The normal force is a contact force perpendicular to a surface that prevents objects from passing through each other. It arises as a reaction force and is determined by the constraint that two objects cannot occupy the same space, not from a fundamental force law.
Start with horizontal surfaces and simple vertical stacking problems. Draw free-body diagrams showing the normal force always pointing away from the surface. Explore how normal force changes with applied forces and angles.
Normal force is not always equal to weight—it depends on other forces acting on the object. On an incline, normal force is not vertical but perpendicular to the surface.
From Newton's Third Law you know that forces come in equal-and-opposite pairs: when object A pushes on object B, object B pushes back on object A with equal magnitude and opposite direction. The normal force is Newton's Third Law made visible at a surface. When you place a book on a table, the book pushes down on the table (gravity pulls it down; by Newton's Third Law, it presses on the table with that same force). The table responds by pushing back up on the book — this upward reaction is the normal force on the book. The word "normal" is mathematical, meaning perpendicular: the normal force always points perpendicular to the contact surface, away from it.
What actually produces the normal force at the molecular level is electrostatic repulsion: the electron clouds of the table's atoms resist compression and push back against the book's atoms. We don't model this microscopically. Instead, we model it as a constraint force — whatever value is needed to prevent the book from accelerating through the table. This is a key conceptual point: unlike gravity or electromagnetism, the normal force has no fixed law of its own. Its value is determined by the requirement that Newton's Second Law is satisfied in the direction perpendicular to the surface, given all the other forces.
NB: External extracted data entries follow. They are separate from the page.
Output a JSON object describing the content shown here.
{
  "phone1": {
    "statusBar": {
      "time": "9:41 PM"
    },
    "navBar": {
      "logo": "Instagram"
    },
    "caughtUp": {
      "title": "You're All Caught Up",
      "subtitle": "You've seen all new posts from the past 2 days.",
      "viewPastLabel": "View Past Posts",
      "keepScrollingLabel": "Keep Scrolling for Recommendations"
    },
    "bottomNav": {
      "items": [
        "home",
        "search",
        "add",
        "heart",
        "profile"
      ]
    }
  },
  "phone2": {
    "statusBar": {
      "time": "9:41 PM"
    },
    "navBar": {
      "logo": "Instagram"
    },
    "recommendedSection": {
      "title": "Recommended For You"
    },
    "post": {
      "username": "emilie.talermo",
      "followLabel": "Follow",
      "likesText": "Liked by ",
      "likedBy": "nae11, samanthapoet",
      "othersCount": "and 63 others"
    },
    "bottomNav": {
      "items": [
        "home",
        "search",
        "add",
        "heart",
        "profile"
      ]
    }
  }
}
On a horizontal surface with no other vertical forces, the normal force does equal the object's weight. The book isn't accelerating vertically, so the net vertical force is zero: N − mg = 0, therefore N = mg. But this equality is a special case, not a law. Press down on the book with your hand (force F downward), and the normal force becomes N = mg + F. Lift from above with a string (tension T upward), and N = mg − T. If T = mg, the normal force drops to zero — the book is on the verge of floating off the table.
On an incline, the normal force is not vertical — it's perpendicular to the inclined surface. Imagine a block on a 30° ramp. Gravity pulls the block straight down with force mg. You decompose this into two components: one perpendicular to the ramp (mg·cos30°) and one parallel to the ramp (mg·sin30°). The normal force balances only the perpendicular component, so N = mg·cos30°. The parallel component has nothing to cancel it (unless friction or an applied force acts) and causes the block to accelerate down the slope. This is why blocks slide on ramps: the normal force cannot act along the surface, so it cannot resist motion parallel to it.
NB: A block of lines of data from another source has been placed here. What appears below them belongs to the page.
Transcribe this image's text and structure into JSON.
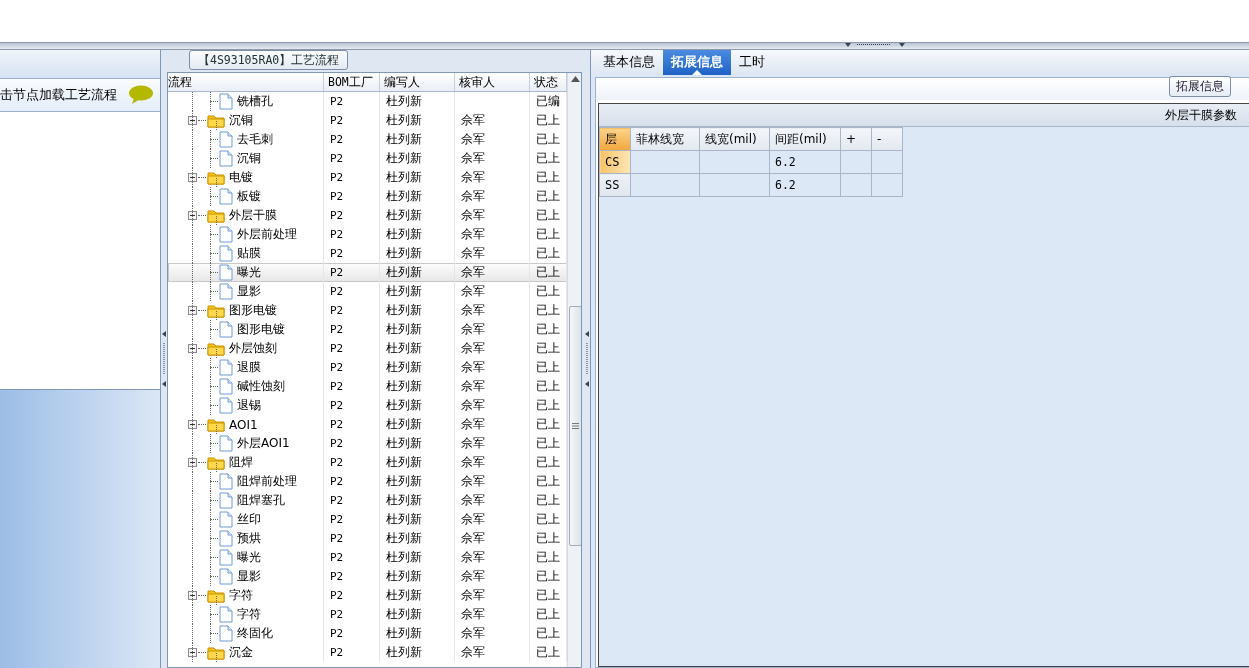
{
  "left_panel": {
    "hint": "击节点加载工艺流程"
  },
  "process_panel": {
    "title": "【4S93105RA0】工艺流程",
    "columns": [
      "流程",
      "BOM工厂",
      "编写人",
      "核审人",
      "状态"
    ],
    "tree": [
      {
        "kind": "file",
        "label": "铣槽孔",
        "bom": "P2",
        "author": "杜列新",
        "status": "已编",
        "selected": false
      },
      {
        "kind": "folder",
        "label": "沉铜",
        "bom": "P2",
        "author": "杜列新",
        "reviewer": "佘军",
        "status": "已上",
        "selected": false,
        "expanded": true,
        "children": [
          {
            "kind": "file",
            "label": "去毛刺",
            "bom": "P2",
            "author": "杜列新",
            "reviewer": "佘军",
            "status": "已上",
            "selected": false
          },
          {
            "kind": "file",
            "label": "沉铜",
            "bom": "P2",
            "author": "杜列新",
            "reviewer": "佘军",
            "status": "已上",
            "selected": false
          }
        ]
      },
      {
        "kind": "folder",
        "label": "电镀",
        "bom": "P2",
        "author": "杜列新",
        "reviewer": "佘军",
        "status": "已上",
        "selected": false,
        "expanded": true,
        "children": [
          {
            "kind": "file",
            "label": "板镀",
            "bom": "P2",
            "author": "杜列新",
            "reviewer": "佘军",
            "status": "已上",
            "selected": false
          }
        ]
      },
      {
        "kind": "folder",
        "label": "外层干膜",
        "bom": "P2",
        "author": "杜列新",
        "reviewer": "佘军",
        "status": "已上",
        "selected": false,
        "expanded": true,
        "children": [
          {
            "kind": "file",
            "label": "外层前处理",
            "bom": "P2",
            "author": "杜列新",
            "reviewer": "佘军",
            "status": "已上",
            "selected": false
          },
          {
            "kind": "file",
            "label": "贴膜",
            "bom": "P2",
            "author": "杜列新",
            "reviewer": "佘军",
            "status": "已上",
            "selected": false
          },
          {
            "kind": "file",
            "label": "曝光",
            "bom": "P2",
            "author": "杜列新",
            "reviewer": "佘军",
            "status": "已上",
            "selected": true
          },
          {
            "kind": "file",
            "label": "显影",
            "bom": "P2",
            "author": "杜列新",
            "reviewer": "佘军",
            "status": "已上",
            "selected": false
          }
        ]
      },
      {
        "kind": "folder",
        "label": "图形电镀",
        "bom": "P2",
        "author": "杜列新",
        "reviewer": "佘军",
        "status": "已上",
        "selected": false,
        "expanded": true,
        "children": [
          {
            "kind": "file",
            "label": "图形电镀",
            "bom": "P2",
            "author": "杜列新",
            "reviewer": "佘军",
            "status": "已上",
            "selected": false
          }
        ]
      },
      {
        "kind": "folder",
        "label": "外层蚀刻",
        "bom": "P2",
        "author": "杜列新",
        "reviewer": "佘军",
        "status": "已上",
        "selected": false,
        "expanded": true,
        "children": [
          {
            "kind": "file",
            "label": "退膜",
            "bom": "P2",
            "author": "杜列新",
            "reviewer": "佘军",
            "status": "已上",
            "selected": false
          },
          {
            "kind": "file",
            "label": "碱性蚀刻",
            "bom": "P2",
            "author": "杜列新",
            "reviewer": "佘军",
            "status": "已上",
            "selected": false
          },
          {
            "kind": "file",
            "label": "退锡",
            "bom": "P2",
            "author": "杜列新",
            "reviewer": "佘军",
            "status": "已上",
            "selected": false
          }
        ]
      },
      {
        "kind": "folder",
        "label": "AOI1",
        "bom": "P2",
        "author": "杜列新",
        "reviewer": "佘军",
        "status": "已上",
        "selected": false,
        "expanded": true,
        "children": [
          {
            "kind": "file",
            "label": "外层AOI1",
            "bom": "P2",
            "author": "杜列新",
            "reviewer": "佘军",
            "status": "已上",
            "selected": false
          }
        ]
      },
      {
        "kind": "folder",
        "label": "阻焊",
        "bom": "P2",
        "author": "杜列新",
        "reviewer": "佘军",
        "status": "已上",
        "selected": false,
        "expanded": true,
        "children": [
          {
            "kind": "file",
            "label": "阻焊前处理",
            "bom": "P2",
            "author": "杜列新",
            "reviewer": "佘军",
            "status": "已上",
            "selected": false
          },
          {
            "kind": "file",
            "label": "阻焊塞孔",
            "bom": "P2",
            "author": "杜列新",
            "reviewer": "佘军",
            "status": "已上",
            "selected": false
          },
          {
            "kind": "file",
            "label": "丝印",
            "bom": "P2",
            "author": "杜列新",
            "reviewer": "佘军",
            "status": "已上",
            "selected": false
          },
          {
            "kind": "file",
            "label": "预烘",
            "bom": "P2",
            "author": "杜列新",
            "reviewer": "佘军",
            "status": "已上",
            "selected": false
          },
          {
            "kind": "file",
            "label": "曝光",
            "bom": "P2",
            "author": "杜列新",
            "reviewer": "佘军",
            "status": "已上",
            "selected": false
          },
          {
            "kind": "file",
            "label": "显影",
            "bom": "P2",
            "author": "杜列新",
            "reviewer": "佘军",
            "status": "已上",
            "selected": false
          }
        ]
      },
      {
        "kind": "folder",
        "label": "字符",
        "bom": "P2",
        "author": "杜列新",
        "reviewer": "佘军",
        "status": "已上",
        "selected": false,
        "expanded": true,
        "children": [
          {
            "kind": "file",
            "label": "字符",
            "bom": "P2",
            "author": "杜列新",
            "reviewer": "佘军",
            "status": "已上",
            "selected": false
          },
          {
            "kind": "file",
            "label": "终固化",
            "bom": "P2",
            "author": "杜列新",
            "reviewer": "佘军",
            "status": "已上",
            "selected": false
          }
        ]
      },
      {
        "kind": "folder",
        "label": "沉金",
        "bom": "P2",
        "author": "杜列新",
        "reviewer": "佘军",
        "status": "已上",
        "selected": false,
        "expanded": true
      }
    ]
  },
  "detail_panel": {
    "tabs": [
      {
        "label": "基本信息",
        "selected": false
      },
      {
        "label": "拓展信息",
        "selected": true
      },
      {
        "label": "工时",
        "selected": false
      }
    ],
    "group_title": "拓展信息",
    "table": {
      "title": "外层干膜参数",
      "columns": [
        "层",
        "菲林线宽",
        "线宽(mil)",
        "间距(mil)",
        "+",
        "-"
      ],
      "rows": [
        {
          "layer": "CS",
          "spacing": "6.2",
          "selected": true
        },
        {
          "layer": "SS",
          "spacing": "6.2",
          "selected": false
        }
      ]
    }
  }
}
Free-body diagrams make normal force problems tractable. Draw each force as an arrow on the object, label magnitudes, set up Newton's Second Law in each direction (perpendicular and parallel to the surface is usually the most convenient coordinate system for incline problems), and solve. The normal force will appear in the perpendicular equation, and its value falls out of the constraint that there's no acceleration into the surface.